The issue next is that a lot of these posts were in various formats: B2, B2evolution, Mephisto, Wordpress, and archive.org stored only one type of output: HTML. Converting these posts is all manual labor, find the post on archive.org, copy and paste the formatted text, and correct the formatting in Visual Studio Code.
So far this process is ongoing, i’ve done 3 years of posts and i’ve still got 10 years more…
Reviewing My Old Posts
The next job would be to review the posts and see what is applicable and acceptable for the modern internet. 2003-2007 was a strange and weird time on the internet, most of the big social media wasn’t around and people were generally safe posting far too much information online. Everyone had their guard down and blogs were usually only seen by close friends and family in a person’s “bubble”.
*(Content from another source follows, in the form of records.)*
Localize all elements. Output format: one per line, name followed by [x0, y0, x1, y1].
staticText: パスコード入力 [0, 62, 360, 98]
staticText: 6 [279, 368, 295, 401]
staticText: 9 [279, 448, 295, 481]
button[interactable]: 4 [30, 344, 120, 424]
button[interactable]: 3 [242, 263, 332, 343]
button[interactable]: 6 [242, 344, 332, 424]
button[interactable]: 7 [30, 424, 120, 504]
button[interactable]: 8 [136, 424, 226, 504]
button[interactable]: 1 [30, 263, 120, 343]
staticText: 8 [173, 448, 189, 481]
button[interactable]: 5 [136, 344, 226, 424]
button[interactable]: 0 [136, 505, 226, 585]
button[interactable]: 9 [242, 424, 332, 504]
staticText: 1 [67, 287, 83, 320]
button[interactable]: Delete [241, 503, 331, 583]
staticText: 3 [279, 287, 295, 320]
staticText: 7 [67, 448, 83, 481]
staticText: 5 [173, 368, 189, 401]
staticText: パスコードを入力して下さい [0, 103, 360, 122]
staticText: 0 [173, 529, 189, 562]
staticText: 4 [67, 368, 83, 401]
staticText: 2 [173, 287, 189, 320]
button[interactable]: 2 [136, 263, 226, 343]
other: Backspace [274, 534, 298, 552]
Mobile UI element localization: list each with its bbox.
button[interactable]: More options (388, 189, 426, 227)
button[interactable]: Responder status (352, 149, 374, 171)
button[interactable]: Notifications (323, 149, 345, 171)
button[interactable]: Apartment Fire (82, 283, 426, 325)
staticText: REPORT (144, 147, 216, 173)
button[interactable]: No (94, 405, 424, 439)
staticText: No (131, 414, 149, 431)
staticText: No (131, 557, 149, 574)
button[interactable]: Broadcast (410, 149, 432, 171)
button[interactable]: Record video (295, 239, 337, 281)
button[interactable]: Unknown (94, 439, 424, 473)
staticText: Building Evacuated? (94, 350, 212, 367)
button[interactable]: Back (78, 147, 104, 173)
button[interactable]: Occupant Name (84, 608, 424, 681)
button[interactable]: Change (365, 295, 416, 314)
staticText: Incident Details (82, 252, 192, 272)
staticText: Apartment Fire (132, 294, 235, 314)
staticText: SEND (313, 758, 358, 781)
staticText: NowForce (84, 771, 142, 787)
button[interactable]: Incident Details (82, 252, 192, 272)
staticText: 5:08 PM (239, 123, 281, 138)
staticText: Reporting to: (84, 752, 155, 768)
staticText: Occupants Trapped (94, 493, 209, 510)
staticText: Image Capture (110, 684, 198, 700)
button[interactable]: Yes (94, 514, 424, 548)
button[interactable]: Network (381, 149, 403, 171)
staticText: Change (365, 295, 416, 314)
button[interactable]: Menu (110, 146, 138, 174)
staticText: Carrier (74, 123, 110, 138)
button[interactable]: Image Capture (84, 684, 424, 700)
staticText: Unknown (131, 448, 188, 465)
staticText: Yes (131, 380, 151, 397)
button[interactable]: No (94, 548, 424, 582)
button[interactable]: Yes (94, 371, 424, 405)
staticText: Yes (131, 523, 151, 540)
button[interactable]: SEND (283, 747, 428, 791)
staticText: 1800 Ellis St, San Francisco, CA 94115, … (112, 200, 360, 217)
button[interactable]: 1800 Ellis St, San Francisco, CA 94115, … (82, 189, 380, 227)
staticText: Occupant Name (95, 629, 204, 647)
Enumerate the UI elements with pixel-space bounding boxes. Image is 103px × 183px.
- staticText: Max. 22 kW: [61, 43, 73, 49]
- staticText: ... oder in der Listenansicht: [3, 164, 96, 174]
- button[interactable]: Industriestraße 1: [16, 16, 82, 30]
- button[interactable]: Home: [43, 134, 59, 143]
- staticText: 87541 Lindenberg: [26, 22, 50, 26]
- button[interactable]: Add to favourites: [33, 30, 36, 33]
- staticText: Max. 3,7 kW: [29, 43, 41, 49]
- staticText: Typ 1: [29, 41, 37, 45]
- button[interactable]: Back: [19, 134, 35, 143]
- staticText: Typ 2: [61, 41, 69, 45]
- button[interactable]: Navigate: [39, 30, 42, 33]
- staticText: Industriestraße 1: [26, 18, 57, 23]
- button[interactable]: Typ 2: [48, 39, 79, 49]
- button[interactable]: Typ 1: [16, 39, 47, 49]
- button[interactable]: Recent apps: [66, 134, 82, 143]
For example I purchased a Apple Powerbook in 2003, for some reason I felt the need to share the tracking number of my deliver online for people to view where my delivery was up to. Today that’d be stupid, really stupid. I think if you did that now on social media someone would call up the courier and re-route your parcel.
Another “elephant in the room” is the direct posting of my inane mental drivel from my angst filled years of my late teens. I was stupid, young, and not really thinking about what I posted and why. In the end it did actually lose my job due to a post I made on that blog, and today some of those posts will be classified as hateful. Thankfully i’ve grown and i’m not the same person as back then, so these posts will be confined to this post archive and archive.org forever and will never be published again, stored there as a reminder to myself.
Gathering my posts has been an interesting exercise, while a lot of up front work i’ll hopefully be able to avoid this in the future by sticking to the Hugo/Jekyll mixed YAML/Markdown format for all future posts. At least now i’ll have a corpus of my output in one place that I can take to any new re-design or site that takes my fancy.
Also from a GTD this feels like one long review of my past, it has allowed me to see some of my actions in new light, see old hobbies i’ve long since forgotten in a new light, and gave me some new aims for the future.